An ego can turn any doubt of its authority into a slap in its pasteboard face. Every question becomes the murder of trust. Opinions should be largely unapologetic. I tend to lean towards optimism in almost every situation. In my experience people often take a ceaselessly positive attitude in a couple of different ways. Some tend to find it a refreshing break from this pessimistic world. This group tends to take pleasure in the simple beauties of the everyday. These are, also, the people who tend to enjoy my company for the long run. The rest generally consider the "silver liners" as simple of mind. They believe that in order to be enlightened, one must be cynical of the world around them.
Questioning one's existence is human. It promotes an enlightened self preservation. The pretentious questioning of benign actions is a different thing entirely. Self fulfillment comes from an true understanding of the world around you. An open eye sees better than one that is closed. The same theory applies to the minds eye.
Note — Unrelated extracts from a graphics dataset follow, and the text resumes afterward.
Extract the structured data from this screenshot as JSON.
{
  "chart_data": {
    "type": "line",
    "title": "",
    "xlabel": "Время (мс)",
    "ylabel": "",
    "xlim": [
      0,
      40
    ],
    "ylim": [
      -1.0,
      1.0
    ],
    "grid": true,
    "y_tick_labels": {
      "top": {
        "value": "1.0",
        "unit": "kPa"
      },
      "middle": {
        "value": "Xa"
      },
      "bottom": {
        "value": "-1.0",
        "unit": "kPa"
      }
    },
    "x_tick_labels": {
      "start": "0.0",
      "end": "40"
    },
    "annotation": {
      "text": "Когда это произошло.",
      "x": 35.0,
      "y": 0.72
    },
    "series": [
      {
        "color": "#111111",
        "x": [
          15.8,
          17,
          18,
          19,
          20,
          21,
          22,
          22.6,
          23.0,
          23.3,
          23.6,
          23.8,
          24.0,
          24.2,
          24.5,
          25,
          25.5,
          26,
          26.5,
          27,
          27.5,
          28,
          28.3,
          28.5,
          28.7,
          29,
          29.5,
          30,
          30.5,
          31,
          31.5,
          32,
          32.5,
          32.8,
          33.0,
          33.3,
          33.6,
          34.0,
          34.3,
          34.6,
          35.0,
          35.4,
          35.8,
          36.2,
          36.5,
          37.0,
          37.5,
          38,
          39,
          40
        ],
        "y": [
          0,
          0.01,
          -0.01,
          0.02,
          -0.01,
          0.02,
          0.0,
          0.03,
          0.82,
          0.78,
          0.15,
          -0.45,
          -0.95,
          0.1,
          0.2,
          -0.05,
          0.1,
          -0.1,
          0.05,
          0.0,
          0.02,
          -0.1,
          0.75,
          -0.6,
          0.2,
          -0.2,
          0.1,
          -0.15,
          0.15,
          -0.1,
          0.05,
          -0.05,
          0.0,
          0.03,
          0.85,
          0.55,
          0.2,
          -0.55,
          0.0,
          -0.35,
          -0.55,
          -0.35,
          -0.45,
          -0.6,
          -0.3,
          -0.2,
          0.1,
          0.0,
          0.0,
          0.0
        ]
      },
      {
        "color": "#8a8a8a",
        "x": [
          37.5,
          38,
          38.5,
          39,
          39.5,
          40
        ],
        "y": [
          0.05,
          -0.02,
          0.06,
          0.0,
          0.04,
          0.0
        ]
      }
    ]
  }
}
Not to sound all hippy-dippy, but if you are open to the new experiences that the worlds of others may offer, you will find yourself more fulfilled.
All minds are simple. "All digital circuits are made from analog parts" (from a fortune cookie). The intricate web of the synapses in the brain is all point to point hard wiring. The sequences involving emotional response and general cognition are what makes it complex. Overcomplicating things is an unavoidable waste.
If I were to conduct another study in the same vein as the earthworm study, I would pursue the source of a worm's natural inclination to take the "road most travelled." With this new experiment, my new hypothesis would be that even the simple circuitry of an earthworms sensory compulsion would have the propensity of following the path most taken. Is simple better? Is following the destiny for everyone. How does one break the cycle? More importantly, how does one convince others to break this cycle at the same time? I'd like to think that we are more civilized than worms, wouldn't you?